After Emergency Vets ceased production in 2002, Fitzgerald occasionally appeared in a set of pet health reminder PSAs on Animal Planet called "Animal Tips With Dr. Fitz". He also appeared in PSAs for the Animal Planet animal welfare project "ROAR" (Reach Out, Act, Respond).

In 2007, Fitzgerald and the rest of the Alameda East team returned to prime-time television in a new Animal Planet series, E-Vet Interns. On the new series, Fitzgerald continually stresses the importance of exposing young vets to experiences with exotic animals such as snakes and other reptiles, as well as showing young vets how to give back to their community by providing services for "working animals" such as police dogs.

==Stalking==
Vicki Tenney, a West Virginia woman, began stalking Fitzgerald in 1999. She began by writing fan letters and in 2002, relocated to Denver and made death threats against Fitzgerald. By Christmas in 2004, Tenney was calling Fitzgerald daily saying she was going to kill him and had purchased a coffin for him. At a hearing in January 2006, she was deemed unfit to stand trial and ordered into treatment.
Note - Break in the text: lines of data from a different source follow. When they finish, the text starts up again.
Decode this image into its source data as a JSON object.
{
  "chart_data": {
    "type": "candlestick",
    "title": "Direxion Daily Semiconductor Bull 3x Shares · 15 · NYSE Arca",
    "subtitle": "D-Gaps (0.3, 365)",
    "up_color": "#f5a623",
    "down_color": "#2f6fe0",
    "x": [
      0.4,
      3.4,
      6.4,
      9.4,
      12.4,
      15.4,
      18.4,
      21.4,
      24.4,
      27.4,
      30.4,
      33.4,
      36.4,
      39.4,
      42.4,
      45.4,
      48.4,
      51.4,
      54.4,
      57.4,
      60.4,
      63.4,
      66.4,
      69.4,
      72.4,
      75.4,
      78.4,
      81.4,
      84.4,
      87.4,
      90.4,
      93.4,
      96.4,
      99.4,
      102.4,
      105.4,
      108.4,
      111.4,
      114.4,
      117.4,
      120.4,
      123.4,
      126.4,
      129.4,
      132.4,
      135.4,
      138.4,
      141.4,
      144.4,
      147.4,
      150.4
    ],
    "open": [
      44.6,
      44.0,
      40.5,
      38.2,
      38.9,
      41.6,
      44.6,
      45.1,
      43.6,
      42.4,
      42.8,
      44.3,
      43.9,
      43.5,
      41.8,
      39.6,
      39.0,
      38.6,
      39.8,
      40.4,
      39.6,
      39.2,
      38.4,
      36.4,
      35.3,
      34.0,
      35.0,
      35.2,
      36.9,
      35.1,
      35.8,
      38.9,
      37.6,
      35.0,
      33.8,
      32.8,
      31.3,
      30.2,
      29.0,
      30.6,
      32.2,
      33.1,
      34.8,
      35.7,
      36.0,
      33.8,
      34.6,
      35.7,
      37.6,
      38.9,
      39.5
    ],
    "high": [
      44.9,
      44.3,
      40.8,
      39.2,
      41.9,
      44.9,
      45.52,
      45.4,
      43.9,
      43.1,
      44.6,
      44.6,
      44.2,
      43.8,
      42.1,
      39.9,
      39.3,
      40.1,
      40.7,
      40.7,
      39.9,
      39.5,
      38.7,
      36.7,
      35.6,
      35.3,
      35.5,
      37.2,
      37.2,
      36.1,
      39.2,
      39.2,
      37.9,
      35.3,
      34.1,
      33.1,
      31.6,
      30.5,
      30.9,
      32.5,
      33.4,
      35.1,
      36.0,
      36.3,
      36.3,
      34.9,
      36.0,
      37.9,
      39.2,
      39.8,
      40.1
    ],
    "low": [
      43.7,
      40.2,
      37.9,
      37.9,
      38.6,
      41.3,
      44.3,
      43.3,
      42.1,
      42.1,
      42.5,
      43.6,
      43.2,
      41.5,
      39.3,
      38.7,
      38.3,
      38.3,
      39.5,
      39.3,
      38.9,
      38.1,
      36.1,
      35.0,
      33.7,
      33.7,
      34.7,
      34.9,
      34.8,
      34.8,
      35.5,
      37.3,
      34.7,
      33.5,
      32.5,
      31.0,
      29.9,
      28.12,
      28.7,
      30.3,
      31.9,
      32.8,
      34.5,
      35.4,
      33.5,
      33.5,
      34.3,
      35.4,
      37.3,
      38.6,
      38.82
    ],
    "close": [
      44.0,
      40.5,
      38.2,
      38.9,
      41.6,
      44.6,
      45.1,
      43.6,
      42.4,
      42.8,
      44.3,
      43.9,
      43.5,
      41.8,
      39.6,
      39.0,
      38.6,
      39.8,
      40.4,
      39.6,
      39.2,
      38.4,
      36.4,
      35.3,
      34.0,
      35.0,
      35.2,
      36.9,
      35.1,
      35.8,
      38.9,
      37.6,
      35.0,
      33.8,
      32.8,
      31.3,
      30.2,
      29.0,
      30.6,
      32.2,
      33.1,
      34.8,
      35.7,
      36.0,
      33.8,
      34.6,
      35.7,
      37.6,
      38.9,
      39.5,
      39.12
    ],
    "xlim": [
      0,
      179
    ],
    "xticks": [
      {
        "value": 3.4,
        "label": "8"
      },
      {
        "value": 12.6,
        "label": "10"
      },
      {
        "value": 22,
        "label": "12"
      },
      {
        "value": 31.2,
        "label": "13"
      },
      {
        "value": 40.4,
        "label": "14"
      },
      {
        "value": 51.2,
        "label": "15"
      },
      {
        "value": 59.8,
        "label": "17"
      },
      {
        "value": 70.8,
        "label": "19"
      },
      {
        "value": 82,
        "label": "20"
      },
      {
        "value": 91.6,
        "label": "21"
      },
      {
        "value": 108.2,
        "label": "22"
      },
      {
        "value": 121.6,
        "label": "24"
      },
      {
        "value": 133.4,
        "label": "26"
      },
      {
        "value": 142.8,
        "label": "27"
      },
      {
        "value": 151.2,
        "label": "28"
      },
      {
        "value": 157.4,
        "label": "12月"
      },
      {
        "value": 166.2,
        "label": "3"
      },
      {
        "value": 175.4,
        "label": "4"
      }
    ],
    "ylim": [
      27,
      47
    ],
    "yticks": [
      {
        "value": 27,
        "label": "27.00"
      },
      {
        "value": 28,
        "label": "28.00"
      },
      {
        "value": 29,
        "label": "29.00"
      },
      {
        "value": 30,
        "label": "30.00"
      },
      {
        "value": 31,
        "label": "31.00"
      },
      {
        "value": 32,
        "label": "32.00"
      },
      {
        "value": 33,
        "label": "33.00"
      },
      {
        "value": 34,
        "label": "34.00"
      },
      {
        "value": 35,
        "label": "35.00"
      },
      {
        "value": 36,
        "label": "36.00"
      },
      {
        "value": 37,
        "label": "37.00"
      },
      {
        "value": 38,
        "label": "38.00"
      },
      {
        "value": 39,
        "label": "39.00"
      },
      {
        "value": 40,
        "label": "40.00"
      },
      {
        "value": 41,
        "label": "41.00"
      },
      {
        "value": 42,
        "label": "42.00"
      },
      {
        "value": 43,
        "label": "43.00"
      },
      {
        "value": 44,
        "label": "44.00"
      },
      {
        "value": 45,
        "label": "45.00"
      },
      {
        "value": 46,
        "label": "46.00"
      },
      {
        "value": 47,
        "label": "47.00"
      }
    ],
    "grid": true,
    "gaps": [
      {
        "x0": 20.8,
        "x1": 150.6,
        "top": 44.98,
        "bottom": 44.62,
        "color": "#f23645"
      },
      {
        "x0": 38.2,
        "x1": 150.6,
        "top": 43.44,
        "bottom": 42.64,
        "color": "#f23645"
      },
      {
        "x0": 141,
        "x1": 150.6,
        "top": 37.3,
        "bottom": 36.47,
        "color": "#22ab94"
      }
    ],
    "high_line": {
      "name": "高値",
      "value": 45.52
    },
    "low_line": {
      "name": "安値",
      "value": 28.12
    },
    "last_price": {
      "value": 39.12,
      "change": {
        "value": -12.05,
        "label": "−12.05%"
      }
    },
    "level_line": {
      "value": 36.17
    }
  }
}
On October 27, 2006, Tenney was sentenced to 18 months of probation, obtain mental health treatment, and ordered to stay away from Fitzgerald and Alameda East Veterinary Hospital in a plea bargain in which she pleaded guilty to violating a restraining order. Doctors deemed Tenney more suitable to stand trial since her treatment began, but the prosecutor of the case, stating that she believed the disposition was appropriate, declined to bring Tenney to trial as long as Tenney continues to follow the requirements of her probation.